Photo by Khawla Alazabi, UNFCCC

Ratcheting up the pressure

Tension is rising at COP24 as the clock ticks down on the time available to complete the Paris Agreement Work Programme—which is supposed to guide countries as they implement the agreement.  UN Secretary-General António Guterres told the meeting that “it is a moment of truth” and that “Katowice must be the dawn of a new determination to unleash the promise of the Paris Agreement.”

Countries offered measured levels of optimism.  Representatives of Brazil, China, India and South Africa said there was progress on some issues and expressed confidence that the COP could be a success. They stressed that the future of multilateralism was at stake and that the Paris Agreement, as a well-balanced agreement, should be precisely implemented. “There should be not backsliding.” Going forward in the negotiations, they said they were exercising maximum flexibility. Among their concerns were the need to differentiate responsibilities according to the circumstances of countries, such as for reporting; they “welcome” the IPCC 1.5°C report, progress on loss and damage to protect the most vulnerable people in the most vulnerable places, and that more climate finance was needed for developing countries, in accordance with the Paris Agreement.

A Farewell to Talanoa

The year-long Talanoa Dialogue, a process for facilitating dialogue between people in more informal setting, concluded today with a call for action to all governments and people. The Dialogue, started by Fiji as it helped the COP 23 Presidency, held 21 sessions during the year and included 138 parties. Fiji Prime Minister Frank Bainimarama said the Dialogue offered “a new way to engage with each other” that could lead to new action on the ground.

Closing the Emissions Gap

Global CO2 emissions increased in 2017, after a three-year period of stabilization and still show no signs of peaking, according to the UN Environment’s latest Emissions Gap Report.
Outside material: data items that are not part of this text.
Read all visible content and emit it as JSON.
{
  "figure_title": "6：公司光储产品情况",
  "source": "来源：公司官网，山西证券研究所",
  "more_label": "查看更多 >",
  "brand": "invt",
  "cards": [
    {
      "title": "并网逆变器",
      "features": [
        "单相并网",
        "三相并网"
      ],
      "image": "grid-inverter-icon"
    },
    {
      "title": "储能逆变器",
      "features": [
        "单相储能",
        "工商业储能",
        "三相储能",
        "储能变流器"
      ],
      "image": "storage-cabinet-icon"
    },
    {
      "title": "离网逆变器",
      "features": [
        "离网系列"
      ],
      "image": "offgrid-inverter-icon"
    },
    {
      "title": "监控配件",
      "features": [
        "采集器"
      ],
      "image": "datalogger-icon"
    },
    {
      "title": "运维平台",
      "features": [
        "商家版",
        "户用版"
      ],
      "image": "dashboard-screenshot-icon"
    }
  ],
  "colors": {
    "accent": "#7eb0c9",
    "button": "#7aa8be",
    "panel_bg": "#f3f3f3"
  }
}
What’s driving the increase? It’s a combination of factors, says Anne Olhoff of UN Environment, including higher economic growth and slower decline in carbon and energy intensity.

Global peaking of emissions by 2020 is crucial for achieving the temperature targets of the Paris Agreement, and Olhoff says nations must raise their ambition by three times to meet 2°C and five times to meet 1.5°C.

Non-state actors, in this regard, has a big role in pushing the climate agenda forward, she stressed, noting that “they can drive new policies, support governments and make them believe that taking climate action is essential.”